Summary form only given. The use of alkylated sulphonic acid dopant provides the possibility of blending conducting complex with matrix polymers without a use of auxiliary solvents. The importance of the long alkyl side chains has already been shown with alkylated polythiophenes; the modification of the interfacial energy due to the hydrophobic alkyl-groups results in solubility of the polymers also in solid state with polymers like ethylene-co-vinylacetates. Further, the control of the non-equilibrium phase separation kinetics preferably through spinodal decomposition results in the creation of multiple percolation pathways with very low thresholds. We have similarly extended our studies to mixing polyaniline-DBSA pair because the alkyl chain in the end of the dopant offers similar hydrophobic effects. Again, we have used ethylene-co-vinylacetates as the matrix polymers as they provide the possibility of the control for the hydrophobicity/hydrophilicity ratio.

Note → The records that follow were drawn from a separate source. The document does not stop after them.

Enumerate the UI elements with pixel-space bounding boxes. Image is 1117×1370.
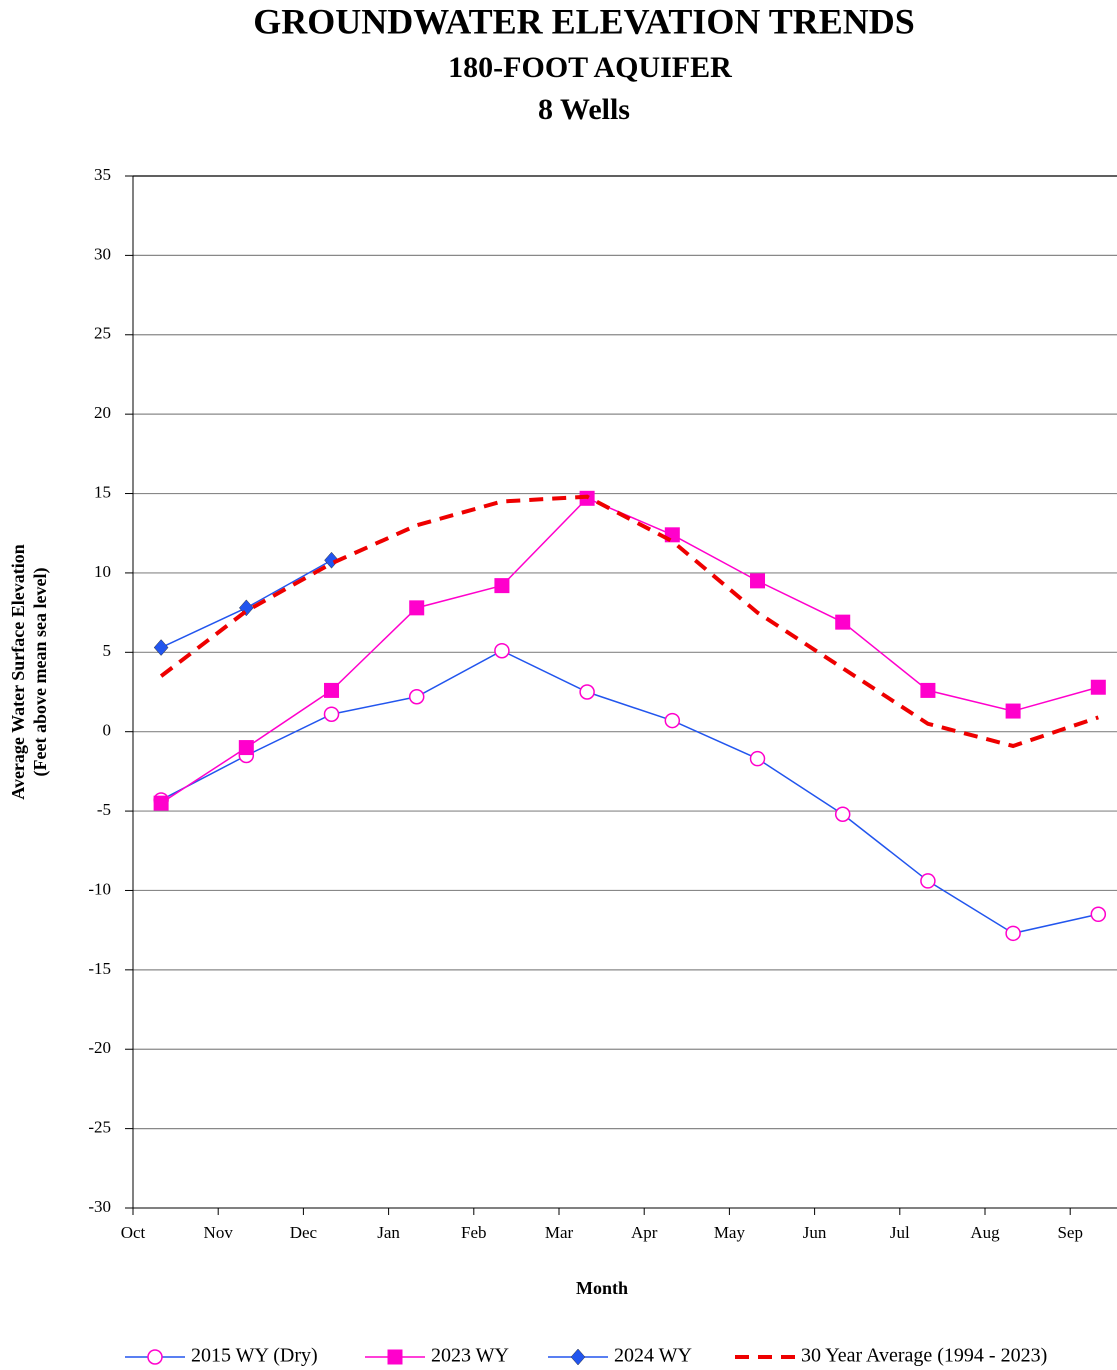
data-point (494, 578, 510, 594)
data-point (153, 639, 169, 656)
y-tick-label: -25 (88, 1118, 111, 1137)
y-axis-label: Average Water Surface Elevation (Feet ab… (8, 544, 51, 799)
y-tick-label: 30 (94, 244, 111, 263)
data-point (1005, 703, 1021, 719)
data-point (920, 682, 936, 698)
y-tick-label: -30 (88, 1197, 111, 1216)
x-tick-label: Nov (204, 1223, 234, 1242)
legend-label: 30 Year Average (1994 - 2023) (801, 1345, 1047, 1367)
chart-title: GROUNDWATER ELEVATION TRENDS (253, 1, 914, 41)
y-tick-label: -20 (88, 1038, 111, 1057)
y-axis-label-line: (Feet above mean sea level) (30, 568, 51, 777)
data-point (749, 750, 766, 767)
x-tick-label: Mar (545, 1223, 574, 1242)
y-tick-label: 10 (94, 562, 111, 581)
y-tick-label: 5 (103, 641, 112, 660)
data-point (920, 873, 936, 889)
x-tick-label: Jan (377, 1223, 400, 1242)
y-tick-label: 0 (103, 721, 112, 740)
data-point (579, 684, 595, 700)
data-point (1090, 679, 1106, 695)
x-tick-label: Feb (461, 1223, 487, 1242)
legend-label: 2024 WY (614, 1345, 692, 1367)
data-point (323, 706, 340, 722)
x-axis-label: Month (576, 1278, 628, 1298)
data-point (409, 600, 425, 616)
data-point (238, 740, 254, 756)
x-tick-label: May (714, 1223, 746, 1242)
x-tick-label: Jun (803, 1223, 827, 1242)
data-point (835, 614, 851, 630)
x-tick-label: Jul (890, 1223, 910, 1242)
y-tick-label: -5 (97, 800, 111, 819)
series-line (160, 649, 1099, 935)
y-axis-label-line: Average Water Surface Elevation (8, 544, 28, 799)
data-point (1005, 925, 1021, 942)
x-tick-label: Apr (631, 1223, 658, 1242)
y-tick-label: -10 (88, 879, 111, 898)
chart-subtitle: 8 Wells (538, 93, 630, 126)
y-tick-label: 25 (94, 324, 111, 343)
data-point (324, 682, 340, 698)
x-tick-label: Oct (121, 1223, 146, 1242)
data-point (324, 551, 339, 569)
data-point (750, 573, 766, 589)
data-point (1090, 906, 1107, 923)
legend-label: 2015 WY (Dry) (191, 1345, 318, 1367)
legend-marker (570, 1348, 586, 1366)
x-tick-label: Sep (1057, 1223, 1083, 1242)
x-tick-label: Aug (970, 1223, 1000, 1242)
legend-marker (387, 1349, 403, 1365)
y-tick-label: 20 (94, 403, 111, 422)
series-line (159, 494, 1099, 749)
x-tick-label: Dec (290, 1223, 318, 1242)
data-point (408, 689, 425, 705)
data-point (153, 795, 169, 811)
legend-marker (147, 1349, 163, 1365)
data-point (664, 712, 681, 729)
legend-label: 2023 WY (431, 1345, 509, 1367)
series-line (160, 497, 1099, 804)
data-point (834, 806, 851, 823)
data-point (494, 642, 510, 659)
y-tick-label: 15 (94, 482, 111, 501)
chart-subtitle: 180-FOOT AQUIFER (448, 51, 732, 84)
y-tick-label: 35 (94, 165, 111, 184)
y-tick-label: -15 (88, 959, 111, 978)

N-alkylation of polyaniline along with the doping with DBSA has offered us another tool to investigate the importance of interactive forces. Our initial investigations show that a competition between the interactions (either hydrogen bonding or hydrophobic forces), has a great importance in the mixing. Similarly we have been able to control the percolative pathways of the conducting complex through the non-equilibrium phase separation kinetics.